The API for strict IORef only ensures that the value in the reference is in weak-head normal form, *not* normal form. This is done for the sake of efficiency: using NFData to place the value into normal form requires us to fully traverse the value being stored inside of the reference, which can be quite expensive for recursive structures.

This design decision does lead to some unfortunate gotchas. Namely, if you store a type inside of a strict IORef that has non-strict fields, it is still possible to have space/memory leaks. This is best explained by an example:

gotcha :: IO ()
gotcha = do
  ref <- Strict.newIORef (Just 1)
  loop ref (10 ^ 9)
  n <- Strict.readIORef ref
  print n
  where
    loop :: Strict.IORef (Maybe Int) -> Int -> IO ()
    loop ref i =
      if i == 0 then
        pure ()
      else do
        n <- Strict.readIORef ref
        Strict.writeIORef ref (fmap (+ 1) n)
        loop ref (i - 1)

This leaks even though we are using a strict IORef, as writeIORef only forces the thunk containing the Just, and *not* the thunk stored within the Just. Similar problems exist with Strict.IORef (a, b), as pairs in Haskell are lazy.

In light of this, users are encouraged to use strict IORef in concert with types that have strict fields. This ensures that forcing the outer constructor of the type also forces the fields, avoiding any potential leaks. If this is not possible, users are encouraged to use strict let bindings, seq, and extreme care.

Implementation notes

When forcing values to WHNF before writing to the reference, we have two options

Use Lazy.writeIORef ref $! a
Use Lazy.writeIORef ref =<< evaluate a

These are subtly different in the presence of exceptions. The former unfolds to:

let !a' = a
in writeIORef ref a'

If forcing a to WHNF causes an exception to get thrown, then we don't produce any IO action at all. Conversely, writeIORef ref =<< evaluate a will always produce an IO action that itself will throw when evaluated.

In practice, this means that

(writeIORef ref $! (error "a")) >> error "b"

can throw either "a" or "b" depending on what the optimizer decides to do, whereas

evaluate (error "a") >>= writeIORef ref >> error "b"

must always throw "a".

We opt to use writeIORef ref $! a in this module, as it gives the optimizer more leeway when doing code transformations that might move where a value gets forced (EG: worker-wrapper).
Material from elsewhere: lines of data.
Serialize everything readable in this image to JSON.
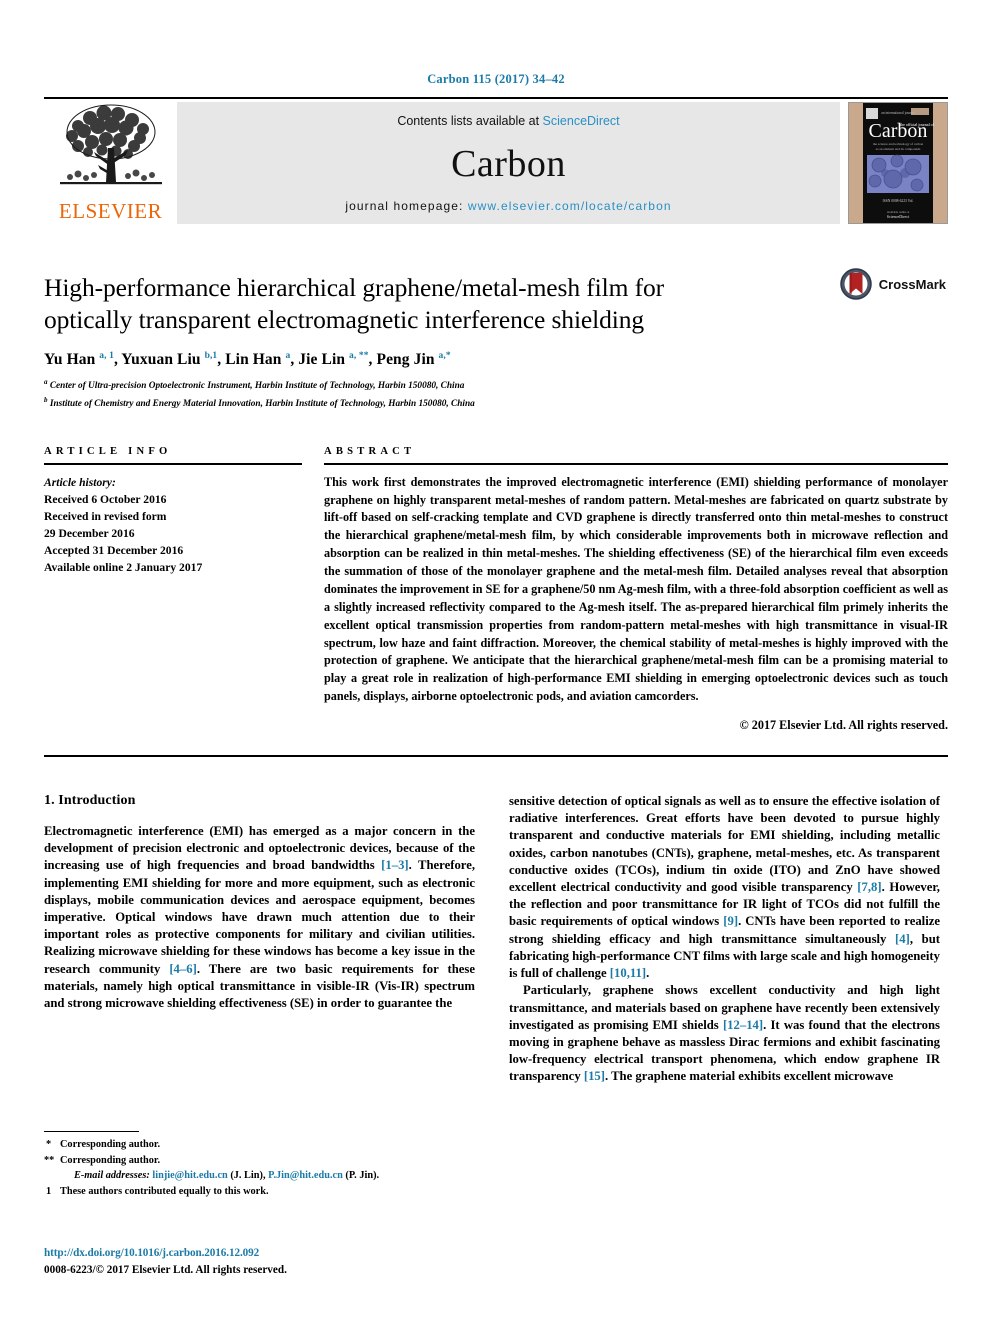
{
  "citation": "Carbon 115 (2017) 34–42",
  "masthead": {
    "contents_prefix": "Contents lists available at ",
    "sciencedirect": "ScienceDirect",
    "journal_name": "Carbon",
    "homepage_prefix": "journal homepage: ",
    "homepage_url": "www.elsevier.com/locate/carbon",
    "publisher": "ELSEVIER",
    "cover_title": "Carbon",
    "publisher_color": "#ec6608",
    "link_color": "#2a8fc4"
  },
  "article": {
    "title": "High-performance hierarchical graphene/metal-mesh film for optically transparent electromagnetic interference shielding",
    "crossmark_label": "CrossMark",
    "authors_html": "Yu Han <sup>a, 1</sup>, Yuxuan Liu <sup>b,1</sup>, Lin Han <sup>a</sup>, Jie Lin <sup>a, **</sup>, Peng Jin <sup>a,*</sup>",
    "affiliations": [
      "Center of Ultra-precision Optoelectronic Instrument, Harbin Institute of Technology, Harbin 150080, China",
      "Institute of Chemistry and Energy Material Innovation, Harbin Institute of Technology, Harbin 150080, China"
    ],
    "affiliation_marks": [
      "a",
      "b"
    ]
  },
  "info": {
    "heading": "ARTICLE INFO",
    "history_label": "Article history:",
    "history": [
      "Received 6 October 2016",
      "Received in revised form",
      "29 December 2016",
      "Accepted 31 December 2016",
      "Available online 2 January 2017"
    ]
  },
  "abstract": {
    "heading": "ABSTRACT",
    "text": "This work first demonstrates the improved electromagnetic interference (EMI) shielding performance of monolayer graphene on highly transparent metal-meshes of random pattern. Metal-meshes are fabricated on quartz substrate by lift-off based on self-cracking template and CVD graphene is directly transferred onto thin metal-meshes to construct the hierarchical graphene/metal-mesh film, by which considerable improvements both in microwave reflection and absorption can be realized in thin metal-meshes. The shielding effectiveness (SE) of the hierarchical film even exceeds the summation of those of the monolayer graphene and the metal-mesh film. Detailed analyses reveal that absorption dominates the improvement in SE for a graphene/50 nm Ag-mesh film, with a three-fold absorption coefficient as well as a slightly increased reflectivity compared to the Ag-mesh itself. The as-prepared hierarchical film primely inherits the excellent optical transmission properties from random-pattern metal-meshes with high transmittance in visual-IR spectrum, low haze and faint diffraction. Moreover, the chemical stability of metal-meshes is highly improved with the protection of graphene. We anticipate that the hierarchical graphene/metal-mesh film can be a promising material to play a great role in realization of high-performance EMI shielding in emerging optoelectronic devices such as touch panels, displays, airborne optoelectronic pods, and aviation camcorders.",
    "copyright": "© 2017 Elsevier Ltd. All rights reserved."
  },
  "body": {
    "section_number_title": "1. Introduction",
    "left_paragraphs": [
      "Electromagnetic interference (EMI) has emerged as a major concern in the development of precision electronic and optoelectronic devices, because of the increasing use of high frequencies and broad bandwidths [1–3]. Therefore, implementing EMI shielding for more and more equipment, such as electronic displays, mobile communication devices and aerospace equipment, becomes imperative. Optical windows have drawn much attention due to their important roles as protective components for military and civilian utilities. Realizing microwave shielding for these windows has become a key issue in the research community [4–6]. There are two basic requirements for these materials, namely high optical transmittance in visible-IR (Vis-IR) spectrum and strong microwave shielding effectiveness (SE) in order to guarantee the"
    ],
    "right_paragraphs": [
      "sensitive detection of optical signals as well as to ensure the effective isolation of radiative interferences. Great efforts have been devoted to pursue highly transparent and conductive materials for EMI shielding, including metallic oxides, carbon nanotubes (CNTs), graphene, metal-meshes, etc. As transparent conductive oxides (TCOs), indium tin oxide (ITO) and ZnO have showed excellent electrical conductivity and good visible transparency [7,8]. However, the reflection and poor transmittance for IR light of TCOs did not fulfill the basic requirements of optical windows [9]. CNTs have been reported to realize strong shielding efficacy and high transmittance simultaneously [4], but fabricating high-performance CNT films with large scale and high homogeneity is full of challenge [10,11].",
      "Particularly, graphene shows excellent conductivity and high light transmittance, and materials based on graphene have recently been extensively investigated as promising EMI shields [12–14]. It was found that the electrons moving in graphene behave as massless Dirac fermions and exhibit fascinating low-frequency electrical transport phenomena, which endow graphene IR transparency [15]. The graphene material exhibits excellent microwave"
    ],
    "citation_refs_left": [
      "[1–3]",
      "[4–6]"
    ],
    "citation_refs_right": [
      "[7,8]",
      "[9]",
      "[4]",
      "[10,11]",
      "[12–14]",
      "[15]"
    ]
  },
  "footnotes": {
    "corresponding_1": "Corresponding author.",
    "corresponding_2": "Corresponding author.",
    "email_label": "E-mail addresses:",
    "email_1": "linjie@hit.edu.cn",
    "email_1_owner": "(J. Lin)",
    "email_2": "P.Jin@hit.edu.cn",
    "email_2_owner": "(P. Jin).",
    "equal_contrib": "These authors contributed equally to this work.",
    "mark_1": "*",
    "mark_2": "**",
    "mark_3": "1"
  },
  "footer": {
    "doi": "http://dx.doi.org/10.1016/j.carbon.2016.12.092",
    "issn_line": "0008-6223/© 2017 Elsevier Ltd. All rights reserved."
  }
}
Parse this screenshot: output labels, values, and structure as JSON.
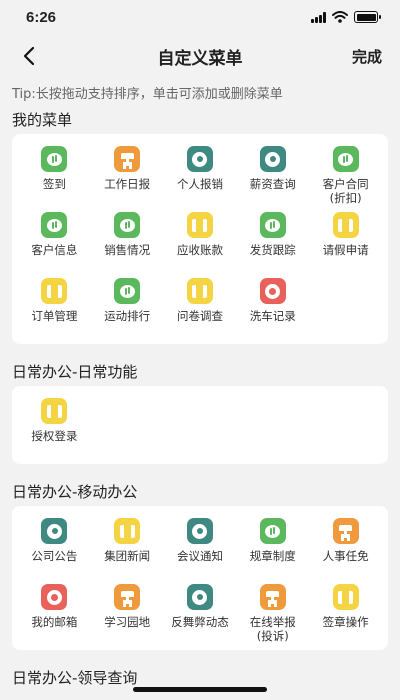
{
  "status": {
    "time": "6:26"
  },
  "nav": {
    "title": "自定义菜单",
    "done": "完成"
  },
  "tip": "Tip:长按拖动支持排序，单击可添加或删除菜单",
  "sections": [
    {
      "title": "我的菜单",
      "items": [
        {
          "label": "签到",
          "icon": "chat-bubble-icon",
          "color": "green"
        },
        {
          "label": "工作日报",
          "icon": "lamp-icon",
          "color": "orange"
        },
        {
          "label": "个人报销",
          "icon": "satellite-dish-icon",
          "color": "teal"
        },
        {
          "label": "薪资查询",
          "icon": "satellite-dish-icon",
          "color": "teal"
        },
        {
          "label": "客户合同\n(折扣)",
          "icon": "chat-bubble-icon",
          "color": "green"
        },
        {
          "label": "客户信息",
          "icon": "chat-bubble-icon",
          "color": "green"
        },
        {
          "label": "销售情况",
          "icon": "chat-bubble-icon",
          "color": "green"
        },
        {
          "label": "应收账款",
          "icon": "film-icon",
          "color": "yellow"
        },
        {
          "label": "发货跟踪",
          "icon": "chat-bubble-icon",
          "color": "green"
        },
        {
          "label": "请假申请",
          "icon": "film-icon",
          "color": "yellow"
        },
        {
          "label": "订单管理",
          "icon": "film-icon",
          "color": "yellow"
        },
        {
          "label": "运动排行",
          "icon": "chat-bubble-icon",
          "color": "green"
        },
        {
          "label": "问卷调查",
          "icon": "film-icon",
          "color": "yellow"
        },
        {
          "label": "洗车记录",
          "icon": "film-reel-icon",
          "color": "red"
        }
      ]
    },
    {
      "title": "日常办公-日常功能",
      "items": [
        {
          "label": "授权登录",
          "icon": "film-icon",
          "color": "yellow"
        }
      ]
    },
    {
      "title": "日常办公-移动办公",
      "items": [
        {
          "label": "公司公告",
          "icon": "satellite-dish-icon",
          "color": "teal"
        },
        {
          "label": "集团新闻",
          "icon": "film-icon",
          "color": "yellow"
        },
        {
          "label": "会议通知",
          "icon": "satellite-dish-icon",
          "color": "teal"
        },
        {
          "label": "规章制度",
          "icon": "chat-bubble-icon",
          "color": "green"
        },
        {
          "label": "人事任免",
          "icon": "lamp-icon",
          "color": "orange"
        },
        {
          "label": "我的邮箱",
          "icon": "film-reel-icon",
          "color": "red"
        },
        {
          "label": "学习园地",
          "icon": "lamp-icon",
          "color": "orange"
        },
        {
          "label": "反舞弊动态",
          "icon": "satellite-dish-icon",
          "color": "teal"
        },
        {
          "label": "在线举报\n(投诉)",
          "icon": "lamp-icon",
          "color": "orange"
        },
        {
          "label": "签章操作",
          "icon": "film-icon",
          "color": "yellow"
        }
      ]
    },
    {
      "title": "日常办公-领导查询",
      "items": []
    }
  ],
  "colors": {
    "green": "#5bb85d",
    "orange": "#ef9a3c",
    "teal": "#3e8a82",
    "yellow": "#f5d444",
    "red": "#e8625b"
  }
}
This is a safe choice, as Agda does not rely on precise exception semantics for correctness.

data IORef a Source #

Strict IO references.

newIORef :: a -> IO (IORef a) Source #

Create a new strict IORef.

This will force the value to WHNF before creating the reference.

readIORef :: IORef a -> IO a Source #

Read the contents of a strict IORef.

writeIORef :: IORef a -> a -> IO () Source #

Write to a strict IORef.

This will force the value to WHNF before writing.

modifyIORef :: IORef a -> (a -> a) -> IO () Source #

Modify a strict IORef by a applying a function to the value stored in the reference.

This will force the value to WHNF before writing.